March 14, 2024

  • US data may not be enough to jump start markets.
  • WTI oil pops above $80.00/barrel.
  • US dollar opens slightly lower

FX at a Glance

Source: IFXA/RP

USDCAD Snapshot: open 1.3464-68, overnight range 1.3463-1.3483, close 1.3472

USDCAD drifted lower along with the other G-10 majors in another uneventful overnight session. USDCAD direction continues to be determined by general market risk sentiment as there is not a domestic story compelling enough to drive the Loonie in any direction. USDCAD downside is supported by widening CAD/US interest rate spreads which favor the US dollar.

WTI oil prices popped above $80.00/b and traded in a $79.58-$80.59/b range overnight, supported by yesterday’s EIA report. US crude inventories fell by 1.53 million barrels last week compared to expectations for a 1.33 million build. Prices are also underpinned by the latest forecast by the International Energy Agency (IEA) that world oil demand will rise 1.3 million barrels/day, a 110,000 barrel increase from its previous estimate. Stronger US demand and higher demand for ocean ship fuel are behind the increase.

Canada Manufacturing Sales  were weaker than expected (actual 0.2% vs forecast 0.4% m/m) but the results were ignored.

USDCAD Technicals

The USDCAD intraday technicals ( hourly chart)l are mildly bearish while trading below 1.3505 (4 hour chart) and looking for a break below 1.3460 to extend losses for a test of the 2024 uptrend line at 1.3420. 

A sustained move below the 200 day moving average at  1.3475  suggests further losses to 1.3420, while the 100 day moving average at 1.3520 may limit gains.  

For today, USDCAD support is at 1.3460 and 1.3410. Resistance is at 1.3505 and 1.3530. Today’s range is 1.3440-1.3520.

Chart: USDCAD 4 hour

Source: Daily FX

G-10 FX

It’s the middle of March when a young traders’ fancy turns to Spring Break. The evidence is indisputable. How else can moribund FX markets be explained?

Analysts are speculating that the upcoming “non-event” FOMC meeting may not be that “non.” That’s because of speculation that the new Summary of Projections will reveal members only expect two rate cuts in 2024. Today’s US data may reignite the debate if it suggests prices are falling and employment pressures are easing. US PPI data (forecast 1.1% y/y vs. January 0.9%, Core-PPI forecast 1.9% y/y vs. 2.0%), Retail Sales forecast (0.8% vs. -0.8% in January), and initial Jobless claims (forecast 218,000) are on tap.

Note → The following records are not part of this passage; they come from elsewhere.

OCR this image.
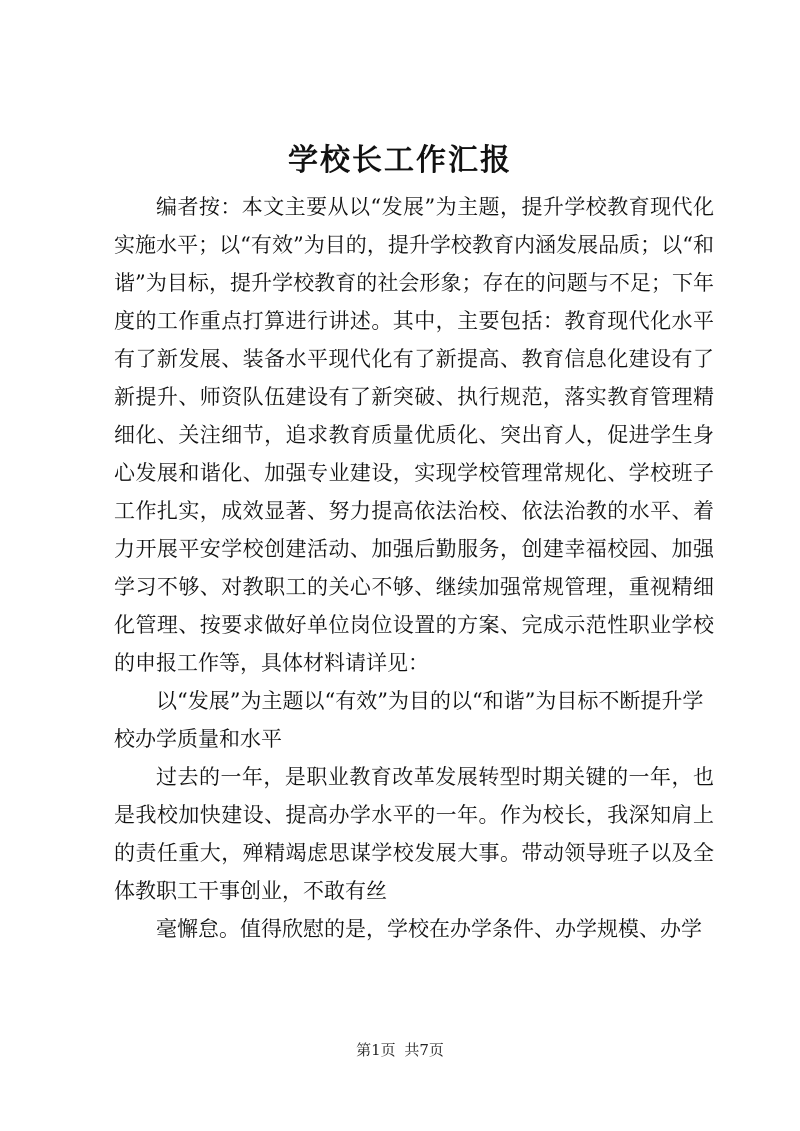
学校长工作汇报

编者按：本文主要从以“发展”为主题，提升学校教育现代化实施水平；以“有效”为目的，提升学校教育内涵发展品质；以“和谐”为目标，提升学校教育的社会形象；存在的问题与不足；下年度的工作重点打算进行讲述。其中，主要包括：教育现代化水平有了新发展、装备水平现代化有了新提高、教育信息化建设有了新提升、师资队伍建设有了新突破、执行规范，落实教育管理精细化、关注细节，追求教育质量优质化、突出育人，促进学生身心发展和谐化、加强专业建设，实现学校管理常规化、学校班子工作扎实，成效显著、努力提高依法治校、依法治教的水平、着力开展平安学校创建活动、加强后勤服务，创建幸福校园、加强学习不够、对教职工的关心不够、继续加强常规管理，重视精细化管理、按要求做好单位岗位设置的方案、完成示范性职业学校的申报工作等，具体材料请详见：

以“发展”为主题以“有效”为目的以“和谐”为目标不断提升学校办学质量和水平

过去的一年，是职业教育改革发展转型时期关键的一年，也是我校加快建设、提高办学水平的一年。作为校长，我深知肩上的责任重大，殚精竭虑思谋学校发展大事。带动领导班子以及全体教职工干事创业，不敢有丝

毫懈怠。值得欣慰的是，学校在办学条件、办学规模、办学

第1页 共7页
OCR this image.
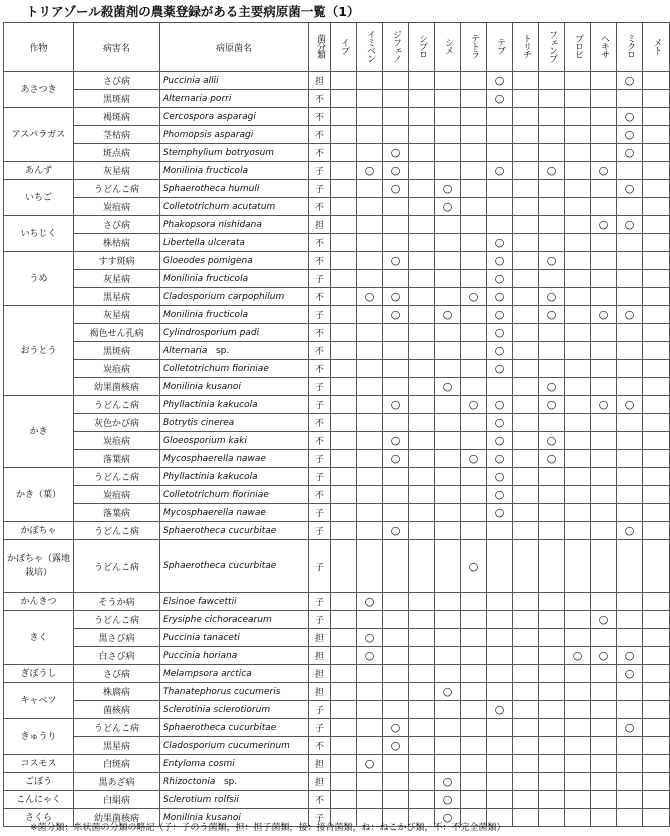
トリアゾール殺菌剤の農薬登録がある主要病原菌一覧（1）
作物	病害名	病原菌名	菌分類	イプ	イミベン	ジフェノ	シプロ	シメ	テトラ	テブ	トリチ	フェンブ	プロピ	ヘキサ	ミクロ	メト
あさつき	さび病	Puccinia allii	担							○					○	
	黒斑病	Alternaria porri	不							○						
アスパラガス	褐斑病	Cercospora asparagi	不												○	
	茎枯病	Phomopsis asparagi	不												○	
	斑点病	Stemphylium botryosum	不			○									○	
あんず	灰星病	Monilinia fructicola	子		○	○				○		○		○		
いちご	うどんこ病	Sphaerotheca humuli	子			○		○							○	
	炭疽病	Colletotrichum acutatum	不					○								
いちじく	さび病	Phakopsora nishidana	担											○	○	
	株枯病	Libertella ulcerata	不							○						
うめ	すす斑病	Gloeodes pomigena	不			○				○		○				
	灰星病	Monilinia fructicola	子							○						
	黒星病	Cladosporium carpophilum	不		○	○			○	○		○				
おうとう	灰星病	Monilinia fructicola	子			○		○		○		○		○	○	
	褐色せん孔病	Cylindrosporium padi	不							○						
	黒斑病	Alternaria   sp.	不							○						
	炭疽病	Colletotrichum fioriniae	不							○						
	幼果菌核病	Monilinia kusanoi	子					○				○				
かき	うどんこ病	Phyllactinia kakucola	子			○			○	○		○		○	○	
	灰色かび病	Botrytis cinerea	不							○						
	炭疽病	Gloeosporium kaki	不			○				○		○				
	落葉病	Mycosphaerella nawae	子			○			○	○		○				
かき（葉）	うどんこ病	Phyllactinia kakucola	子							○						
	炭疽病	Colletotrichum fioriniae	不							○						
	落葉病	Mycosphaerella nawae	子							○						
かぼちゃ	うどんこ病	Sphaerotheca cucurbitae	子			○									○	
かぼちゃ（露地栽培）	うどんこ病	Sphaerotheca cucurbitae	子						○							
かんきつ	そうか病	Elsinoe fawcettii	子		○											
きく	うどんこ病	Erysiphe cichoracearum	子											○		
	黒さび病	Puccinia tanaceti	担		○											
	白さび病	Puccinia horiana	担		○								○	○	○	
ぎぼうし	さび病	Melampsora arctica	担												○	
キャベツ	株腐病	Thanatephorus cucumeris	担					○								
	菌核病	Sclerotinia sclerotiorum	子							○						
きゅうり	うどんこ病	Sphaerotheca cucurbitae	子			○									○	
	黒星病	Cladosporium cucumerinum	不			○										
コスモス	白斑病	Entyloma cosmi	担		○											
ごぼう	黒あざ病	Rhizoctonia   sp.	担					○								
こんにゃく	白絹病	Sclerotium rolfsii	不					○								
さくら	幼果菌核病	Monilinia kusanoi	子					○								
※菌分類：糸状菌の分類の略記（子：子のう菌類，担：担子菌類，接：接合菌類，ね：ねこかび類，不：不完全菌類）
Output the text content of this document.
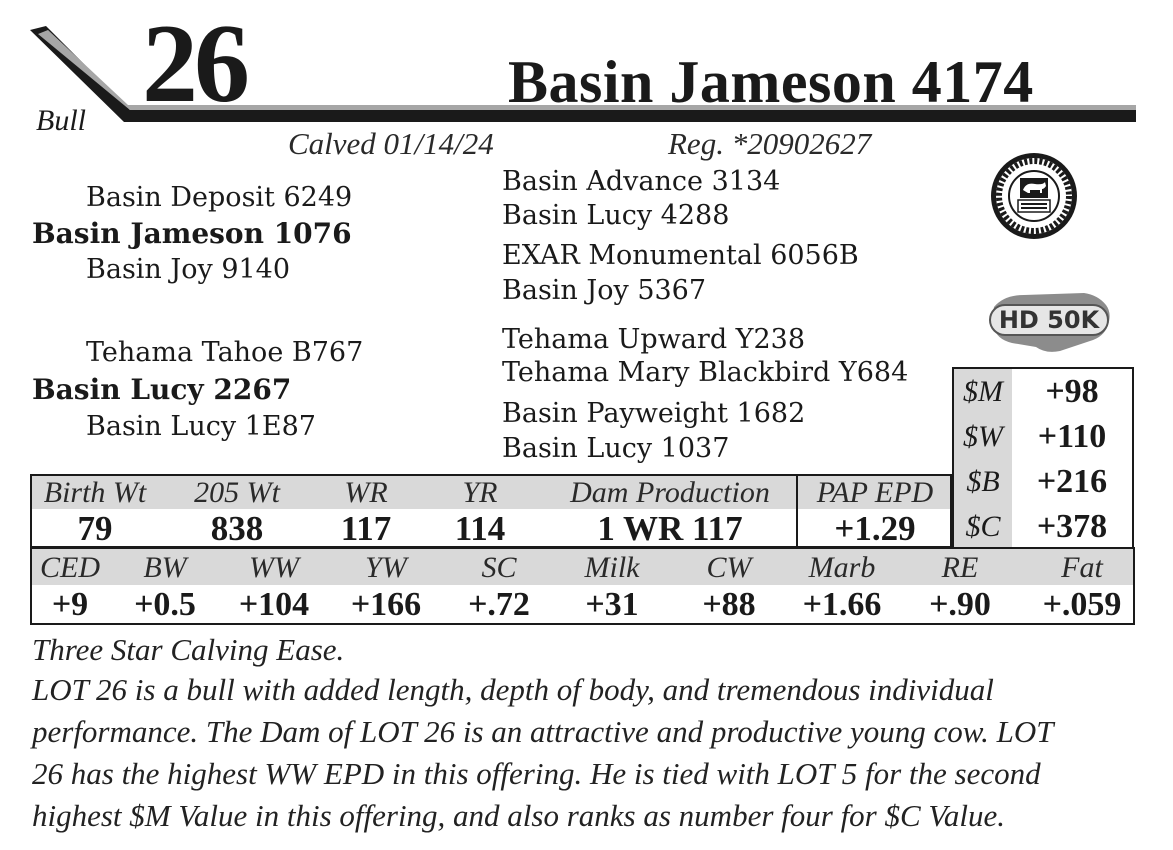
26
Bull
Basin Jameson 4174
Calved 01/14/24	Reg. *20902627
Basin Deposit 6249
Basin Jameson 1076
Basin Joy 9140
Tehama Tahoe B767
Basin Lucy 2267
Basin Lucy 1E87
Basin Advance 3134
Basin Lucy 4288
EXAR Monumental 6056B
Basin Joy 5367
Tehama Upward Y238
Tehama Mary Blackbird Y684
Basin Payweight 1682
Basin Lucy 1037
HD 50K
$M	+98
$W	+110
$B	+216
$C	+378
Birth Wt	205 Wt	WR	YR	Dam Production	PAP EPD
79	838	117	114	1 WR 117	+1.29
CED	BW	WW	YW	SC	Milk	CW	Marb	RE	Fat
+9	+0.5 +104 +166	+.72	+31	+88	+1.66	+.90	+.059
Three Star Calving Ease.
LOT 26 is a bull with added length, depth of body, and tremendous individual
performance. The Dam of LOT 26 is an attractive and productive young cow. LOT
26 has the highest WW EPD in this offering. He is tied with LOT 5 for the second
highest $M Value in this offering, and also ranks as number four for $C Value.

EURUSD traded narrowly in a 1.0932-1.0955 range. Prices were weighed down by dovish comments by ECB Governing Council Member Yannis Stournaras. He said, “We need to start cutting rates soon so that our monetary policy does not become too restrictive. It is appropriate to do two rate cuts before the summer break, and four moves throughout the year seem reasonable. Insofar, I concur with the markets’ expectations.”

GBPUSD is a tad firmer, trading in a 1.2787-1.2823 range. Prices may be getting a bit of support from a report by Pantheon Macroeconomics that says UK Q1 growth will be 0.3% q/q as the UK recovery from recession gains steam.

USDJPY shuffled in a 147.53-147.96 range with prices underpinned by elevated Treasury yields. The US 10-year Treasury yield climbed to 4.204% today, from 4.131% yesterday.

AUDUSD traded quietly in a 0.6610-32 band with traders content to await US Retail Sales and PPI data.

USDMXN traded in a 16.6604-16.7105 range with prices tracking broad US dollar sentiment. Expectations that Banxico would cut rates at next Thursday’s monetary policy meeting rose further, yesterday after Deputy Governor Omar Mejia’s comments. He said, “We must be careful not to adopt an excessively restrictive monetary stance, which is why I believe it is pertinent to also make adjustments in this sense.”

FX high, low, open (as of 6:00 am ET)


China Snapshot

PBoC fix: 7.0974 vs (prev. 7.0930}.

Shanghai Shenzhen CSI 300 fell 0.028­%  to 3562.22.

Chart: USDCNY and USDCNH daily

China is unhappy that the US House voted to ban Tik Tok due to the belief the App is a Chinese spy tool.